Webhook delivery is at-least-once: a single logical event may be delivered more than once (for example, when your endpoint times out or returns a 5xx/429 and Joy retries).

Joy computes the X-Idempotency-Key (mirrored in the body as idempotencyKey) once per logical event and reuses that same key for the original delivery and every retry of it. You can therefore deduplicate directly on X-Idempotency-Key.

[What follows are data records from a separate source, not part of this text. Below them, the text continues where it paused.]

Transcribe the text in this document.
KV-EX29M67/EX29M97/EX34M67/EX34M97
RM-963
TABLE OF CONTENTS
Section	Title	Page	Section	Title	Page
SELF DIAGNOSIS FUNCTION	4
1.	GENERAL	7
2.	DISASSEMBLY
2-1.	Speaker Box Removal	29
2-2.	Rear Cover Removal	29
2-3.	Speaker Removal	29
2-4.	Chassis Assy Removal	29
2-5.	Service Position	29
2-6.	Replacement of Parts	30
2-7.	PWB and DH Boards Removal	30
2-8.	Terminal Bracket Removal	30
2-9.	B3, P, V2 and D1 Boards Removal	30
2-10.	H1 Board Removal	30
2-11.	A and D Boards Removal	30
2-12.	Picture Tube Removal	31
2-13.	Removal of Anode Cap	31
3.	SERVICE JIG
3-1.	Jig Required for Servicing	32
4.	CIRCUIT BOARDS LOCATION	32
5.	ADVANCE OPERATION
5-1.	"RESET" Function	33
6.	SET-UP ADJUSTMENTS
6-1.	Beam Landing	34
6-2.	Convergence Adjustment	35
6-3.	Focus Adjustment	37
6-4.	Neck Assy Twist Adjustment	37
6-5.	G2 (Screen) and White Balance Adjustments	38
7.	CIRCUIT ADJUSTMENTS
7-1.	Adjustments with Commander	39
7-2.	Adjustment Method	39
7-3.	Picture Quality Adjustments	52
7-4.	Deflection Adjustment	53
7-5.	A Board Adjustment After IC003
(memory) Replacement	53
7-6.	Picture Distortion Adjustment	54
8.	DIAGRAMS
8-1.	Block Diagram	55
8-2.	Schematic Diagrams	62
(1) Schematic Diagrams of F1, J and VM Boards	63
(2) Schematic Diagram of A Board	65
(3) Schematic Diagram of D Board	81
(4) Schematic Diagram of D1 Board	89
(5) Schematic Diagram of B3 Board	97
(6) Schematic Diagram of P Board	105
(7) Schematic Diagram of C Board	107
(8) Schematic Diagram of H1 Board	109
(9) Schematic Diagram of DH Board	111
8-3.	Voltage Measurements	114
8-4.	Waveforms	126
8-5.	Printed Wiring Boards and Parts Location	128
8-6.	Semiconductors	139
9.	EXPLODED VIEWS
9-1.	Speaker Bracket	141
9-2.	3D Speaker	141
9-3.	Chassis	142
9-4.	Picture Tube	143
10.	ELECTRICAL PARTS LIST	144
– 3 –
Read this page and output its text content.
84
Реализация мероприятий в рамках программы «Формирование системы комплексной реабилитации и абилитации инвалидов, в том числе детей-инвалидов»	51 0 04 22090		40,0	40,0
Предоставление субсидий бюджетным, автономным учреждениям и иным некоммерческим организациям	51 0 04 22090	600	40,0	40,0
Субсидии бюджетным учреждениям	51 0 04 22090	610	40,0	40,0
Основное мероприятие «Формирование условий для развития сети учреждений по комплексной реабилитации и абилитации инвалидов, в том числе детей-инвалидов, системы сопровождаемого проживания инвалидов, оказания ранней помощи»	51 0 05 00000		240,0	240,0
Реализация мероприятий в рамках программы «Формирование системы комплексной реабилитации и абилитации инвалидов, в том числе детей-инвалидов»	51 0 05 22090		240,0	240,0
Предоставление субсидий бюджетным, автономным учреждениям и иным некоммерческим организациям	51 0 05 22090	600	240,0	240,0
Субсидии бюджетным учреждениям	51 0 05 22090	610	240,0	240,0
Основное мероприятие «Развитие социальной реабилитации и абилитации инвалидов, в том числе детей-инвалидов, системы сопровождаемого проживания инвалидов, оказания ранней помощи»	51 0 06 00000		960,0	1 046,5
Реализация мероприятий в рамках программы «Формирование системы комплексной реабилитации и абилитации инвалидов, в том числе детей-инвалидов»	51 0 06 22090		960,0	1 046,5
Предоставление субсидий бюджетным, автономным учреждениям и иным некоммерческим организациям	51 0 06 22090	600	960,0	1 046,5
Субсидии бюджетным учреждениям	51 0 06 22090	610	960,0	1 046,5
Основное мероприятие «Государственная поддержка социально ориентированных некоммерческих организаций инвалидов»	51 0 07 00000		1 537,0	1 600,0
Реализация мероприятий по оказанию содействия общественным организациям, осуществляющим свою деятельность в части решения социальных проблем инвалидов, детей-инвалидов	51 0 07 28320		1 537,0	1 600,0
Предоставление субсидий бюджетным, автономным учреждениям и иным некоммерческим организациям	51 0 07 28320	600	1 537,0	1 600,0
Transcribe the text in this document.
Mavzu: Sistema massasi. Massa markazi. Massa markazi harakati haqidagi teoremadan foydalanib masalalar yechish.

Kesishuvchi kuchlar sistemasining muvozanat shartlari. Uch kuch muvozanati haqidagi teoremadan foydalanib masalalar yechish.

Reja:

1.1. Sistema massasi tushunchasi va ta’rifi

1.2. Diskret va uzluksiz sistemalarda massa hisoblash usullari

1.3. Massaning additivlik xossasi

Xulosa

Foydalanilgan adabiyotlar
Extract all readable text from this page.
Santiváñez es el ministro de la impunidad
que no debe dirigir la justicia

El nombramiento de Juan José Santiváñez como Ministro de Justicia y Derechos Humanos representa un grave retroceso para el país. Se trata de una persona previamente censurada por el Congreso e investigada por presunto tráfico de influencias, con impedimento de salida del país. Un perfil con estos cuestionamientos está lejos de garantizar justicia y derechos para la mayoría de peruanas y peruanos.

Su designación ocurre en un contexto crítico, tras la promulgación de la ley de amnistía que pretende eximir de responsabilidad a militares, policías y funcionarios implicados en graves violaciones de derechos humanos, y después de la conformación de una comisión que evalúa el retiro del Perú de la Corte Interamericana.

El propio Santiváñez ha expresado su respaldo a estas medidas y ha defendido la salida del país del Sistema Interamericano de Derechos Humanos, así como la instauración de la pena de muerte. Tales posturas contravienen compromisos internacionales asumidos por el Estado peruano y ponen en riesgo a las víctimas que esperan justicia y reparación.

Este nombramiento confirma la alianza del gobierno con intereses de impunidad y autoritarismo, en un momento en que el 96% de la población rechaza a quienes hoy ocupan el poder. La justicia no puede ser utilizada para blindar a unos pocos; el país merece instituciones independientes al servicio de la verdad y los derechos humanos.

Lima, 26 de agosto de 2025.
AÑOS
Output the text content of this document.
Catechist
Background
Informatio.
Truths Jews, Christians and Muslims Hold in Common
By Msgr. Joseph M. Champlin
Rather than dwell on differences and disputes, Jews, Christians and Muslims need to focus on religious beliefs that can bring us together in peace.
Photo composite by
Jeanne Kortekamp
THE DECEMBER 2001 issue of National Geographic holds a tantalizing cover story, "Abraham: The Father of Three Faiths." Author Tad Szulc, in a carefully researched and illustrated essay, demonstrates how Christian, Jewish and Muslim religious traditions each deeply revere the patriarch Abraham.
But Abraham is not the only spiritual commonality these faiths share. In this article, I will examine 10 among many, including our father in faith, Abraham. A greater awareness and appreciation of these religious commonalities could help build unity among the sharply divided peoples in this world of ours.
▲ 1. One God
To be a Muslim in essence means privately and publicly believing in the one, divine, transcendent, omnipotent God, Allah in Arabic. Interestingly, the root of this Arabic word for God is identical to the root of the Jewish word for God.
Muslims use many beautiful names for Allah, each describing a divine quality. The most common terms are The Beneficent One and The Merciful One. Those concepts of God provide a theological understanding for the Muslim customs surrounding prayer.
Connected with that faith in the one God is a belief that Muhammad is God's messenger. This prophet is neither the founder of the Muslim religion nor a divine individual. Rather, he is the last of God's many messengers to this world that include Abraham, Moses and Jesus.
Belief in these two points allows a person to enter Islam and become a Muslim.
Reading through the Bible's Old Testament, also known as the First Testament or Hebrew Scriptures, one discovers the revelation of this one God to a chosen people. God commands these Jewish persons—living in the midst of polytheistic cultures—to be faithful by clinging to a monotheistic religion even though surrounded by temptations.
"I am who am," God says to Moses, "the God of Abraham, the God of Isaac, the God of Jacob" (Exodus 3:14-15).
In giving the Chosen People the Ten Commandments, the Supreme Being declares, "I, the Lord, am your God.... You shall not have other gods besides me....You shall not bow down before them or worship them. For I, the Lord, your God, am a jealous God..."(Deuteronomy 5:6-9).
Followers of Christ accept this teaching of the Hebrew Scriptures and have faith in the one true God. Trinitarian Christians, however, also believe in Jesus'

To safely process each event at most once:

  • On receipt, look up X-Idempotency-Key in a store (database row, Redis SET NX, etc.).
  • If the key already exists, treat the event as already handled and return 2xx without reprocessing.
  • If the key is new, record it (ideally atomically with the processing transaction) and process the event.
  • Make your handler idempotent: re-processing the same event should have no additional effect.